A Cloud of Ministers

By Renee Ruchotzke

Image of clouds in the sky around the sun. Image by Gerd Altmann from Pixabay

Last summer, East Shore UU Church in Kirtland, Ohio had just been through a very difficult year. Along with the continued challenges with the pandemic, they had to say goodbye to their developmental minister after 5 years. The search for a new minister ended in disappointment, with no viable candidates available.

East Shore is part of a cluster of congregations in the greater Cleveland area. The ministers in the area meet regularly. After they learned about East Shore’s situation from the departing minister, the Rev. Denis LeTourneau Paul, a few colleagues offered to help.

I met with the church leadership and asked if they would be willing to try an experiment where we would have a team of very part time ministers work with them for the upcoming year. The leaders were appropriately skeptical, but they were willing to give it a try.

I then met with the four local ministers who had offered help: one retired minister (Rev. George Buchanan), two ministers who were full time chaplains at the local Veterans Administration hospital (Rev. Rina Shere and Rev. Joe Donatone), and one parish minister who was serving another local congregation full time (Rev. Meg Mathieson). We spent some time talking about each minister’s gifts and how much time and energy they might be able to share with East Shore. I also helped draft a sample memo of understanding (google doc) (MoU) that we modified for each minister’s availability. These MoUs were key to clearly communicating expectations around responsibilities and available hours, as well as specifying the financial compensation for this complicated arrangement.

I brought the four MoUs of understanding back to the congregation’s board, and the leadership took it from there. The finance folks figured out how much ministry they could afford, and the committee on ministry assessed the congregation’s needs, and worked out the details of the memos of understanding with the individual ministers. The board decided to commit to four months, after which they would revisit the arrangement with each minister. They also increased the hours of the Religious Educator, Halcyon Domanski, who helped with Sunday services and provided pastoral care with families.

The two chaplain ministers held a Saturday grief workshop for the congregation, which helped to set a tone of trust and vulnerability for the year. Two of the ministers were available up to two hours weekly (each, for a total of four hours) for pastoral care. Rev. Joe preached regularly (once a month) with sermon preparation time being part of his MoU. The other ministers preached occasionally. Rev. Joe met with the Committee on Ministry, Rev. George met with the board and Religious Educator. I (in my role as primary contact) met twice a month with the board chair, Mary Mason.

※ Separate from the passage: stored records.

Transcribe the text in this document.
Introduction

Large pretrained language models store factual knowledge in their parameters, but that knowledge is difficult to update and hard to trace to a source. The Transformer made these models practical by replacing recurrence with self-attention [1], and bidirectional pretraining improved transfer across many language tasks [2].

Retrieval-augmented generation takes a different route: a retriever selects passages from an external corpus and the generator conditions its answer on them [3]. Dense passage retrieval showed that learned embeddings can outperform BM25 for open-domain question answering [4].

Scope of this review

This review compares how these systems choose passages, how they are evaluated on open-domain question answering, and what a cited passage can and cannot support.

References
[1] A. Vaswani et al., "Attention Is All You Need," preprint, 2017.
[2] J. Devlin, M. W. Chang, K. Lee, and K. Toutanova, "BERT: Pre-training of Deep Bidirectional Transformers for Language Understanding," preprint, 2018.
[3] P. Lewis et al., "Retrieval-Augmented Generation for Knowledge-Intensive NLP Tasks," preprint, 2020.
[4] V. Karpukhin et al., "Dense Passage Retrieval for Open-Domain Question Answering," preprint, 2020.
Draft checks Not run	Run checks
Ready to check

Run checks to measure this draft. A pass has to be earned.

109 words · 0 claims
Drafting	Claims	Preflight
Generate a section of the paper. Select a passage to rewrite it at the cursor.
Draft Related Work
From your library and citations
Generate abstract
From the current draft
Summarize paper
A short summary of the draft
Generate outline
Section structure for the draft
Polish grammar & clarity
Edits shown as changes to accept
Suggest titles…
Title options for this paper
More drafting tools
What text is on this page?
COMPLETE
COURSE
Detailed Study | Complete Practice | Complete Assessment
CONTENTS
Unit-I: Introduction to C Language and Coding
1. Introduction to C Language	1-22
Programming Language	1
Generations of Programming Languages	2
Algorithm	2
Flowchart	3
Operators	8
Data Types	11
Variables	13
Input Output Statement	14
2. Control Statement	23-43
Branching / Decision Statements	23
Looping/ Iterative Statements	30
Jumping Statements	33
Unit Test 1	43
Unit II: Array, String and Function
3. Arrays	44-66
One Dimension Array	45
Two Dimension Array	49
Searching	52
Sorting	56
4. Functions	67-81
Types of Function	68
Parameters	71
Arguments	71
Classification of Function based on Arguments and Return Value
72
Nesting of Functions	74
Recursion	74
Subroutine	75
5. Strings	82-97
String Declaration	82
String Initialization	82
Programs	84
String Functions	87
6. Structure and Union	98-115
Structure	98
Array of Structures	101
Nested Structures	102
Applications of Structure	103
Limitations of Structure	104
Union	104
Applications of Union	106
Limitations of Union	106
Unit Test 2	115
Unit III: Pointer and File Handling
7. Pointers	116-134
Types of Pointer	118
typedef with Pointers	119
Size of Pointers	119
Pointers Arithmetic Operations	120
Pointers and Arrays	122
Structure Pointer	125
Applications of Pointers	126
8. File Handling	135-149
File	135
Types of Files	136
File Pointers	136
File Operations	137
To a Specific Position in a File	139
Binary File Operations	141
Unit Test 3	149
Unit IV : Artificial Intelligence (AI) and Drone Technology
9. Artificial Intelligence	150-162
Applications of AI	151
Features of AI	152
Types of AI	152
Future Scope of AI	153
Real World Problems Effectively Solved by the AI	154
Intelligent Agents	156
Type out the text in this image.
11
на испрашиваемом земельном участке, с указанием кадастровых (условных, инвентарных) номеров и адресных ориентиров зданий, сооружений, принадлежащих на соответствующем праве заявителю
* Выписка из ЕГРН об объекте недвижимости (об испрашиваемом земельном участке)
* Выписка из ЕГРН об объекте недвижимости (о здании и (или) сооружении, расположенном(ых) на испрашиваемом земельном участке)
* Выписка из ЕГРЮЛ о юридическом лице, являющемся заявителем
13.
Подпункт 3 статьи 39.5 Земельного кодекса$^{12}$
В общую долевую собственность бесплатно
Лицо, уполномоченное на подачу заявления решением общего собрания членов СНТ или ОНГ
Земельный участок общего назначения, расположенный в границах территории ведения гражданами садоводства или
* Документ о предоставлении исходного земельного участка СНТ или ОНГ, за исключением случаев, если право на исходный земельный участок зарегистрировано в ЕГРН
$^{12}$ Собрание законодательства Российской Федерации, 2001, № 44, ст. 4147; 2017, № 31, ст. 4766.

At the four month mark, the congregation made a few adjustments for the renewed MoUs for the remainder of the church year. They decided to ask Rev. Meg to work with the worship arts team, and they included extra paid time for the four ministers to meet monthly with one another.

What Went Well

  • Scheduling a monthly 60 minute meeting among the ministers greatly improved communication.
  • The ministers were able to play to their strengths and complemented each other, but no one of them acted as a strong leader. This was a great model of leadership and has rubbed off on the congregation.
  • Members liked having different ministers with different personalities. It felt like everyone could find a minister that they resonated with.
  • The congregation felt like they had an abundance of support.
  • The committee on ministry had a significant role in coordination – complimented the work of the board.
  • The congregation developed a stronger sense of ownership of the ministry and improved their self-confidence and resilience.

What We Learned

  • The ministers were very busy people who were taking on a lot of extra responsibility, so they needed to have strong boundaries around their time, so they were only able to offer a light touch. The congregation stepped up, with strong leadership on both the board and committee on ministry helping to make the arrangement work.
  • Giving 6 hours a month was the limit for a full-time parish minister from another congregation.
  • Giving 15 hours (with 6 hours as sermon preparation) was the limit for a full-time chaplain.
  • It would have been better to have an MoU for the full year, with a clause to renegotiate it as needed. The original 4 month term created some anxiety.
  • This worked for a year, but it would be difficult to make this arrangement work long-term.
  • The newsletter didn’t get the attention it used to. There wasn’t time for any of the ministers to write articles, and the sermon topics didn’t make it in.
  • The congregation needs to pay attention to keep leaders from burning out.
  • The key to making something like this work is patience and perseverance.

About the Author

Renee Ruchotzke

Rev. Renee Ruchotzke (ruh-HUT-skee) is a Congregational Life Consultant and program manager for Leadership Development.